El mal

Un artículo recuerda que la actual subida de las temperaturas se debe a la actividad del volcán de Tonga

El día uno de noviembre de 1755, a primera hora de la mañana, un terremoto redujo Lisboa a una vasta escombrera, causando miles de muertos y provocando la conmoción de toda Europa. El terremoto vino seguido de una formidable ola (la misma que llegaría a Cádiz, como se indica en la calle de la Palma), y un posterior incendio, cuyo aspecto, el de la ciudad azotada por sucesivos desastres, conocemos por los grabados de Le Bas, publicados dos años más tarde. La inmensa obra de reconstrucción, que va desde la praça do Rossio a la solemne arcada de la praça do Comerçio, antiguo Terreiro do Paço, la encargó el rey José I al marqués de Pombal, quien destacó a los arquitectos Eugenio do Santos y Carlos Mardel, este último húngaro, para el diseño de la Baixa, con la suave y ordenada melancolía de sus azulejos.

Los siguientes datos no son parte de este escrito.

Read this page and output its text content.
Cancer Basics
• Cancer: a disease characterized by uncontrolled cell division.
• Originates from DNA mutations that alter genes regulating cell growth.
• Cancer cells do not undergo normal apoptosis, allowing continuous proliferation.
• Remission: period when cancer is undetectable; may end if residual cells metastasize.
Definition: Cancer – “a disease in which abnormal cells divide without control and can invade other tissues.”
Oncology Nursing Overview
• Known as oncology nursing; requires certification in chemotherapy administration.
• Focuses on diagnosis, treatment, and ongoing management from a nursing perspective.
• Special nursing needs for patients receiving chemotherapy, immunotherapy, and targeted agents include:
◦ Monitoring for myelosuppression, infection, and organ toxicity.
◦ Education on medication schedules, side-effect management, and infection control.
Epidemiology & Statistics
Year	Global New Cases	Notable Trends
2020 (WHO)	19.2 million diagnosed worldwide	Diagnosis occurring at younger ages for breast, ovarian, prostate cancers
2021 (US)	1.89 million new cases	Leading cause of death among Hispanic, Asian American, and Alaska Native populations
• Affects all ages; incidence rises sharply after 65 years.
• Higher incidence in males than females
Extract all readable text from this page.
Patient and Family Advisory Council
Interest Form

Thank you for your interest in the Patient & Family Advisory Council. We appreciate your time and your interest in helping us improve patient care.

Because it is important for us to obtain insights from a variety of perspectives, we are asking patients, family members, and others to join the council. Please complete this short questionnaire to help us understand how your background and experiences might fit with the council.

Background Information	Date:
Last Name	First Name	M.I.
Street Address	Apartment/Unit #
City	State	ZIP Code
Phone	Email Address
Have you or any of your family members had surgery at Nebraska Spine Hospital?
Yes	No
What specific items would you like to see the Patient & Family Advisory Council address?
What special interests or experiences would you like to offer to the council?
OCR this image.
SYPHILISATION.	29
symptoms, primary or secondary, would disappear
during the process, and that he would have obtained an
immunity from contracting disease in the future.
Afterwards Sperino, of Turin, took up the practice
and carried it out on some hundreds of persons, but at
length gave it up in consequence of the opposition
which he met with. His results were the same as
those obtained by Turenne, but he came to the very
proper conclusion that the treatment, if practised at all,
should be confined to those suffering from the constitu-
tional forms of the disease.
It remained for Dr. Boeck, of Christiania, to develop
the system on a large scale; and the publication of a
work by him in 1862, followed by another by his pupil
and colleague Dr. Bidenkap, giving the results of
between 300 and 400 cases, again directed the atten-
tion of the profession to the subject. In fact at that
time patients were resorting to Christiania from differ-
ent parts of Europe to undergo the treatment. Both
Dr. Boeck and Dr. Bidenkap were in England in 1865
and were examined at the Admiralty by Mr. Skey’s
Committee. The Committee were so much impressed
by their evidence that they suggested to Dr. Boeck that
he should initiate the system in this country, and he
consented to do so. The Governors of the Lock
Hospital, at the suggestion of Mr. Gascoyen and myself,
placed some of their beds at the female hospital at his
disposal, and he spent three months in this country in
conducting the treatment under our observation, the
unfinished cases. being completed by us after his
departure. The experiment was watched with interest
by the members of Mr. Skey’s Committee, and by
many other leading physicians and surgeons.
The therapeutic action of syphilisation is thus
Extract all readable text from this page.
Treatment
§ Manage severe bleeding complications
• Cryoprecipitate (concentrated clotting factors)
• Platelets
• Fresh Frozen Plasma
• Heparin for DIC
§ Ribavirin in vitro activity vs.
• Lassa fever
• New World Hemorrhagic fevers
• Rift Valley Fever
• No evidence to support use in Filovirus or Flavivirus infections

El terremoto de Lisboa trajo también, como hemos dicho, no solo este hacer ilustrado, del que la Baixa es un ejemplo sumo, sino un debate sobre el mal, que protagonizaron Voltaire, Kant y el picajoso Rousseau, quien se mostró como el más razonable en esta ocasión. Mientras que Voltaire, en su Poema sobre el desastre de Lisboa (1756), aprovechaba para desautorizar a Leibniz y su teoría del mejor de los mundos posibles, Rousseau, en una célebre carta, firmada en agosto del mismo año, le recordaba al señor de Les Delices que la Providencia, tan atacada por Voltaire, no era quien había hacinado a la población en aquellos edificios frágiles e inseguros. Kant, por su parte, se lanzó a especular sobre el origen de los terremotos, cosa que ya había hecho Leibniz en su Protogaea medio siglo antes. De todo lo cual se extrajo, tanto una confianza razonable en los saberes humanos, como cierta sospecha de que la divinidad y la geología acaso no guardaran una relación estrecha. Es decir, de ahí la Ilustración extrae un interrogante sobre el mal, sustanciado en su concepto de lo sublime.

Hoy parecen haberse olvidado ambos extremos. Tanto las capacidades resolutivas del hombre, mucho mayores que entonces, como el albur sísmico, tectónico, etc, a que nos vemos expuestos. En artículo reciente, National Geographic recuerda que la actual subida de las temperaturas se debe, muy probablemente, a la actividad submarina del volcán de Tonga, cuyos efectos quizá se prolonguen durante cinco años. El milenarismo que hoy nos aflige, sin embargo, ha desplazado este debate al terreno de la teología, donde el hombre es ya culpable sin remisión -véase el Génesis y el Paradise Lost de Milton- y solo las bestias, ay, conservan su pureza.